Chris Millar’s T-shirt looks new (at the time, the Jays’ 2025 World Series run was being thwarted), but her skills with a needle – and on the Janome serger sewing machine on the table before her – are lifelong. She has been happily sewing since she was a girl and has volunteered at every ecoCaledon Repair Café to date. As she turns Tony this way and that, pinning, threading needles and sewing up tears with an easy finesse, Millar sets me right about her – I’d supposed – dying, if otherwise charming, art.

“They taught sewing in home economics when I was in school,” she says. “A sewing machine can look intimidating. People come in, see you working, see your machine and ask what it can do. Sewing was a dying skill up until Covid. Then people were looking for something to do at home. It seemed to revitalize the craft.
“The joy comes with creating something with your own hands. Repair or new, it is all creating. I’m seeing a real trend. Teens are looking to be creative. I frequent second-hand stores. I’m seeing kids there grabbing second-hand outfits that might not suit, then taking them home and repurposing them with patches, appliqués, all sorts.

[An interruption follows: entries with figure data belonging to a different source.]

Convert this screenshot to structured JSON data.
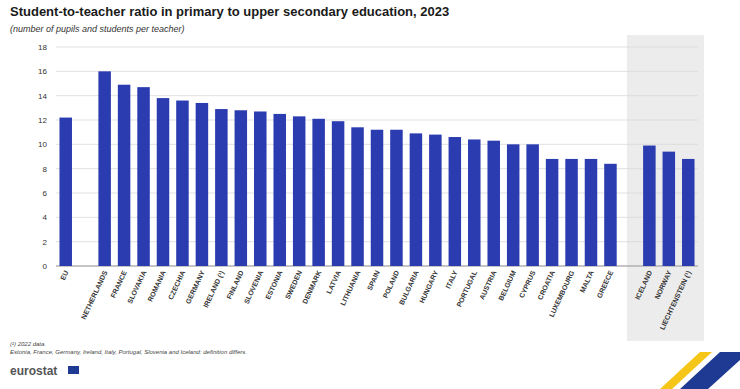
{
  "chart_data": {
    "type": "bar",
    "title": "Student-to-teacher ratio in primary to upper secondary education, 2023",
    "subtitle": "(number of pupils and students per teacher)",
    "categories": [
      "EU",
      null,
      "NETHERLANDS",
      "FRANCE",
      "SLOVAKIA",
      "ROMANIA",
      "CZECHIA",
      "GERMANY",
      "IRELAND (¹)",
      "FINLAND",
      "SLOVENIA",
      "ESTONIA",
      "SWEDEN",
      "DENMARK",
      "LATVIA",
      "LITHUANIA",
      "SPAIN",
      "POLAND",
      "BULGARIA",
      "HUNGARY",
      "ITALY",
      "PORTUGAL",
      "AUSTRIA",
      "BELGIUM",
      "CYPRUS",
      "CROATIA",
      "LUXEMBOURG",
      "MALTA",
      "GREECE",
      null,
      "ICELAND",
      "NORWAY",
      "LIECHTENSTEIN (¹)"
    ],
    "values": [
      12.2,
      null,
      16.0,
      14.9,
      14.7,
      13.8,
      13.6,
      13.4,
      12.9,
      12.8,
      12.7,
      12.5,
      12.3,
      12.1,
      11.9,
      11.4,
      11.2,
      11.2,
      10.9,
      10.8,
      10.6,
      10.4,
      10.3,
      10.0,
      10.0,
      8.8,
      8.8,
      8.8,
      8.4,
      null,
      9.9,
      9.4,
      8.8
    ],
    "color": "#2b3bb0",
    "ylim": [
      0,
      18
    ],
    "yticks": [
      0,
      2,
      4,
      6,
      8,
      10,
      12,
      14,
      16,
      18
    ],
    "grid": true,
    "annotations": [
      "(¹) 2022 data.",
      "Estonia, France, Germany, Ireland, Italy, Portugal, Slovenia and Iceland: definition differs."
    ],
    "source": "eurostat"
  }
}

“Teaching young ones, even to sew on a button, why, they are so happy. Kids, they just go for it! Crooked, not sewn right, they don’t care. They are just thrilled that they are creating something. You put a little spark in there!”
At the Repair Café I attended, each of the 60 fixees had an average of three things repaired by 14 volunteer fixers. Some attendees learned about ecoCaledon’s objectives, sustainability and how to fix things themselves next time.
Up to 150 watched, dined on plant-based offerings and interacted with representatives of the environmentally minded organizations that were also present. These included Albion Hills Community Farm, St. John the Baptist School (students wove plastic milk bags into sleeping mats) and Friends of Caledon Public Library (volunteers sold off old books before the remainder were donated to Value Village).
Tony is handed back to me, repaired and still smiling. The mending took about 25 minutes. He has perhaps another two decades in my care, maybe more if I lay off the saturated fats.
I’m an artist. My mother knitted Tony the Traveller for me a long time ago. I was more than a little embarrassed, a grown man, to be given this gift. At the time, I never viewed knitting as her “art” – and didn’t appreciate the love invested in every clack of her knitting needles.
Beyond pleased with what Millar did at the Repair Café, I was delighted and humbled to see mended what I once thought a silly thing. As I write this, Tony sits on a shelf above me, smiling down. He was never destined for landfill, just sidelined and consigned to “I’ll fix it myself, sometime, probably a little while before never.”
Never mind never. Right now, I have a dull-as-algebra pocketknife in need of a good sharpening, a stiff bicycle that takes Herculean efforts to pedal, and a pair of painter pants with sentimental value and more holes than a golf course. What do you have?
I’m no eco-warrior, but I know where I’m headed to get my stuff fixed.
The next ecoCaledon Repair Café will take place on Saturday, April 18, from 10 a.m. to 2 p.m. at the Caledon Seniors Centre in Bolton.